Mehrere Tage verbrachten die Anwärter in Athen, um zu fasten und nach einem langen Marsch in Eleusis eingeweiht zu werden – ein schauderhaftes und angstvolles Erlebnis soll es gewesen sein, der Gottheit wahrhaftig gegenüberzutreten. Zudem vergleichen antike Autoren die Einweihung mit einer fürchterlichen Todeserfahrung, auf die befreiende Glückseligkeit folgte.

Im 4. Jahrhundert v. Chr. hielt eine fremde Göttin Einzug in das Pantheon der griechischen Götter: Isis. Der Ägyptologe Martin Bommas von der University in Birmingham zeigt aus archäologischer wie religionswissenschaftlicher Perspektive, wie sich der Kult der Isis, die Seeleute als ihre Schutzgöttin verehrten, von Alexandria über die Häfen der Mittelmeerwelt im 1. Jahrhundert v. Chr. bis nach Rom ausgebreitet hatte. Eine Einweihung in ihre Mysterien verhieß den Gläubigen Reichtum im Diesseits wie Jenseits und ermöglichte Zugang zu einem breiten Netz Gleichgesinnter.

Der Netzwerkgedanke scheint auch für die Initiation in den Kult des Mithras eine bedeutende Rolle gespielt zu haben. Der ursprünglich altpersische Gott war während der römischen Kaiserzeit besonders für Soldaten und soziale Aufsteiger attraktiv, bot er doch eine vertraute Gemeinschaft und verlässliche Kontakte – egal an welchen Ort das Heer verlegt wurde.

Nur wenige antike Schriftquellen berichten über die Inhalte des Kults, wie der Mithras-Experte Andreas Hensen von der Universität Heidelberg in epoc darlegt. Inzwischen stehen aber Grabungsergebnisse von zahlreichen Verehrungsstätten zur Verfügung. Derartige Mithräen waren stets als höhlenartiger Raum mit seitlichen Lagerstätten gestaltet, in dem opulente Bankette abgehalten wurden.

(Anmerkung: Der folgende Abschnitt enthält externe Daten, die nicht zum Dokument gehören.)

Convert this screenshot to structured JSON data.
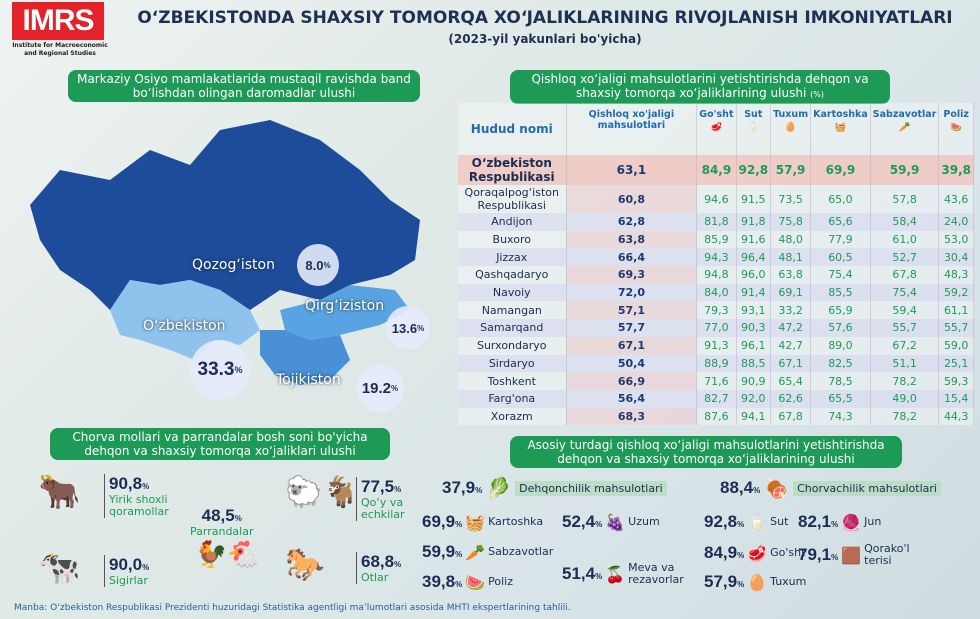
{
  "logo": {
    "text": "IMRS",
    "subtitle": "Institute for Macroeconomic and Regional Studies"
  },
  "header": {
    "title": "O‘ZBEKISTONDA SHAXSIY TOMORQA XO‘JALIKLARINING RIVOJLANISH IMKONIYATLARI",
    "subtitle": "(2023-yil yakunlari bo'yicha)"
  },
  "map_section": {
    "title": "Markaziy Osiyo mamlakatlarida mustaqil ravishda band bo‘lishdan olingan daromadlar ulushi",
    "countries": [
      {
        "name": "Qozog‘iston",
        "value": "8.0",
        "unit": "%"
      },
      {
        "name": "O‘zbekiston",
        "value": "33.3",
        "unit": "%"
      },
      {
        "name": "Qirg‘iziston",
        "value": "13.6",
        "unit": "%"
      },
      {
        "name": "Tojikiston",
        "value": "19.2",
        "unit": "%"
      }
    ]
  },
  "table_section": {
    "title": "Qishloq xo‘jaligi mahsulotlarini yetishtirishda dehqon va shaxsiy tomorqa xo‘jaliklarining ulushi",
    "unit": "(%)",
    "columns": [
      "Hudud nomi",
      "Qishloq xo'jaligi mahsulotlari",
      "Go'sht",
      "Sut",
      "Tuxum",
      "Kartoshka",
      "Sabzavotlar",
      "Poliz"
    ],
    "rows": [
      [
        "O‘zbekiston Respublikasi",
        "63,1",
        "84,9",
        "92,8",
        "57,9",
        "69,9",
        "59,9",
        "39,8"
      ],
      [
        "Qoraqalpog‘iston Respublikasi",
        "60,8",
        "94,6",
        "91,5",
        "73,5",
        "65,0",
        "57,8",
        "43,6"
      ],
      [
        "Andijon",
        "62,8",
        "81,8",
        "91,8",
        "75,8",
        "65,6",
        "58,4",
        "24,0"
      ],
      [
        "Buxoro",
        "63,8",
        "85,9",
        "91,6",
        "48,0",
        "77,9",
        "61,0",
        "53,0"
      ],
      [
        "Jizzax",
        "66,4",
        "94,3",
        "96,4",
        "48,1",
        "60,5",
        "52,7",
        "30,4"
      ],
      [
        "Qashqadaryo",
        "69,3",
        "94,8",
        "96,0",
        "63,8",
        "75,4",
        "67,8",
        "48,3"
      ],
      [
        "Navoiy",
        "72,0",
        "84,0",
        "91,4",
        "69,1",
        "85,5",
        "75,4",
        "59,2"
      ],
      [
        "Namangan",
        "57,1",
        "79,3",
        "93,1",
        "33,2",
        "65,9",
        "59,4",
        "61,1"
      ],
      [
        "Samarqand",
        "57,7",
        "77,0",
        "90,3",
        "47,2",
        "57,6",
        "55,7",
        "55,7"
      ],
      [
        "Surxondaryo",
        "67,1",
        "91,3",
        "96,1",
        "42,7",
        "89,0",
        "67,2",
        "59,0"
      ],
      [
        "Sirdaryo",
        "50,4",
        "88,9",
        "88,5",
        "67,1",
        "82,5",
        "51,1",
        "25,1"
      ],
      [
        "Toshkent",
        "66,9",
        "71,6",
        "90,9",
        "65,4",
        "78,5",
        "78,2",
        "59,3"
      ],
      [
        "Farg'ona",
        "56,4",
        "82,7",
        "92,0",
        "62,6",
        "65,5",
        "49,0",
        "15,4"
      ],
      [
        "Xorazm",
        "68,3",
        "87,6",
        "94,1",
        "67,8",
        "74,3",
        "78,2",
        "44,3"
      ]
    ]
  },
  "livestock_section": {
    "title": "Chorva mollari va parrandalar bosh soni bo'yicha dehqon va shaxsiy tomorqa xo‘jaliklari ulushi",
    "unit": "%",
    "items": [
      {
        "value": "90,8",
        "label": "Yirik shoxli qoramollar"
      },
      {
        "value": "90,0",
        "label": "Sigirlar"
      },
      {
        "value": "48,5",
        "label": "Parrandalar"
      },
      {
        "value": "77,5",
        "label": "Qo‘y va echkilar"
      },
      {
        "value": "68,8",
        "label": "Otlar"
      }
    ]
  },
  "products_section": {
    "title": "Asosiy turdagi qishloq xo‘jaligi mahsulotlarini yetishtirishda dehqon va shaxsiy tomorqa xo‘jaliklarining ulushi",
    "unit": "%",
    "crop": {
      "value": "37,9",
      "label": "Dehqonchilik mahsulotlari",
      "items": [
        {
          "value": "69,9",
          "label": "Kartoshka"
        },
        {
          "value": "59,9",
          "label": "Sabzavotlar"
        },
        {
          "value": "39,8",
          "label": "Poliz"
        },
        {
          "value": "52,4",
          "label": "Uzum"
        },
        {
          "value": "51,4",
          "label": "Meva va rezavorlar"
        }
      ]
    },
    "animal": {
      "value": "88,4",
      "label": "Chorvachilik mahsulotlari",
      "items": [
        {
          "value": "92,8",
          "label": "Sut"
        },
        {
          "value": "84,9",
          "label": "Go'sht"
        },
        {
          "value": "57,9",
          "label": "Tuxum"
        },
        {
          "value": "82,1",
          "label": "Jun"
        },
        {
          "value": "79,1",
          "label": "Qorako'l terisi"
        }
      ]
    }
  },
  "footer": {
    "source": "Manba: O‘zbekiston Respublikasi Prezidenti huzuridagi Statistika agentligi ma’lumotlari asosida MHTI ekspertlarining tahlili."
  }
}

Ebenso belegt ein Fund aus Süddeutschland, dass die Adepten bei der Einweihung offenbar mit einem Trickschwert symbolisch erstochen wurden. In Vielem bleibt dieser Kult aber noch rätselhaft, zumal Forscher frühere Deutungen nun stark bezweifeln. So erscheint es unwahrscheinlich, dass Skorpion, Schlange und Hund, die auf dem Kultbild des Mithras den stiertötenden Gott begleiten, Sternbilder darstellen sollen.